Grid / Spatial Data
Grid records store 2D spatial data such as precipitation, temperature, or elevation grids. Data is compressed with zlib for efficient storage.
Writing
#![allow(unused)]
fn main() {
// Create a 100x50 grid
let nx = 100;
let ny = 50;
let data: Vec<f32> = (0..nx*ny).map(|i| (i as f32) * 0.1).collect();
dss.write_grid(
"/SHG/BASIN/PRECIP/01JAN2020:0600/01JAN2020:1200/NEXRAD/",
430, // grid type (430 = SHG)
nx as i32,
ny as i32,
&data,
"MM", // data units
2000.0, // cell size
)?;
}
Python:
import numpy as np
data = np.arange(5000, dtype=np.float32).reshape(50, 100) * 0.1
dss.write_grid("/SHG/BASIN/PRECIP/01JAN2020:0600/01JAN2020:1200/NEXRAD/",
430, 100, 50, data.flatten().tolist(), "MM", 2000.0)
Reading
#![allow(unused)]
fn main() {
if let Some(grid) = dss.read_grid("/SHG/BASIN/PRECIP/01JAN2020:0600/01JAN2020:1200/NEXRAD/")? {
println!("{}x{} grid, cell_size={}", grid.nx, grid.ny, grid.cell_size);
println!("Units: {}", grid.data_units);
println!("Data points: {}", grid.data.len());
}
}
Python:
result = dss.read_grid("/SHG/BASIN/PRECIP/01JAN2020:0600/01JAN2020:1200/NEXRAD/")
if result is not None:
print(f"{result['nx']}x{result['ny']} grid")
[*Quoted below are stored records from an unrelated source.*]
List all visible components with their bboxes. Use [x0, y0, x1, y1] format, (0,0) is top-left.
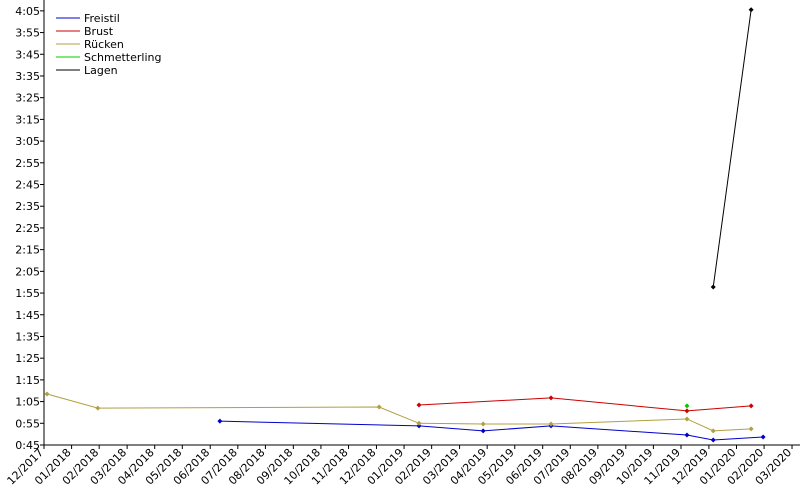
y-tick-label: 3:25: [15, 92, 40, 105]
y-tick-label: 1:35: [15, 330, 40, 343]
data-point: [684, 416, 690, 422]
legend-label: Rücken: [84, 38, 124, 51]
y-tick-label: 3:15: [15, 113, 40, 126]
y-tick-label: 1:55: [15, 287, 40, 300]
data-point: [217, 418, 223, 424]
y-tick-label: 3:05: [15, 135, 40, 148]
data-point: [748, 426, 754, 432]
y-tick-label: 1:25: [15, 352, 40, 365]
y-tick-label: 3:45: [15, 48, 40, 61]
y-tick-label: 4:05: [15, 5, 40, 18]
data-point: [748, 403, 754, 409]
data-point: [710, 284, 716, 290]
data-point: [710, 428, 716, 434]
series-line: [418, 397, 752, 412]
y-tick-label: 2:15: [15, 244, 40, 257]
data-point: [710, 437, 716, 443]
data-point: [748, 7, 754, 13]
data-point: [376, 404, 382, 410]
legend-label: Freistil: [84, 12, 120, 25]
y-tick-label: 2:45: [15, 179, 40, 192]
data-point: [44, 391, 50, 397]
legend-label: Brust: [84, 25, 114, 38]
data-point: [95, 405, 101, 411]
legend-label: Lagen: [84, 64, 118, 77]
data-point: [684, 403, 690, 409]
data-point: [684, 432, 690, 438]
y-tick-label: 0:55: [15, 417, 40, 430]
data-point: [416, 420, 422, 426]
y-tick-label: 1:15: [15, 374, 40, 387]
data-point: [548, 421, 554, 427]
y-tick-label: 2:05: [15, 265, 40, 278]
data-point: [684, 408, 690, 414]
data-point: [416, 423, 422, 429]
y-tick-label: 1:45: [15, 309, 40, 322]
data-point: [760, 434, 766, 440]
y-tick-label: 1:05: [15, 396, 40, 409]
series-line: [712, 9, 752, 288]
y-tick-label: 0:45: [15, 439, 40, 452]
y-tick-label: 3:55: [15, 27, 40, 40]
data-point: [480, 428, 486, 434]
y-tick-label: 2:35: [15, 200, 40, 213]
data-point: [548, 395, 554, 401]
y-tick-label: 2:55: [15, 157, 40, 170]
data-point: [480, 421, 486, 427]
y-tick-label: 3:35: [15, 70, 40, 83]
legend-label: Schmetterling: [84, 51, 161, 64]
y-tick-label: 2:25: [15, 222, 40, 235]
data-point: [416, 402, 422, 408]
data = np.array(result['data']).reshape(result['ny'], result['nx'])
Grid Types
| Code | Name | Description |
|---|---|---|
| 400 | Undefined (time) | Undefined projection with time stamp |
| 410 | HRAP (time) | Hydrologic Rainfall Analysis Project |
| 420 | Albers (time) | Albers Equal Area Conic |
| 430 | SHG (time) | Standard Hydrologic Grid |
Compression
Grid data is automatically compressed with zlib on write and decompressed on read. No configuration needed.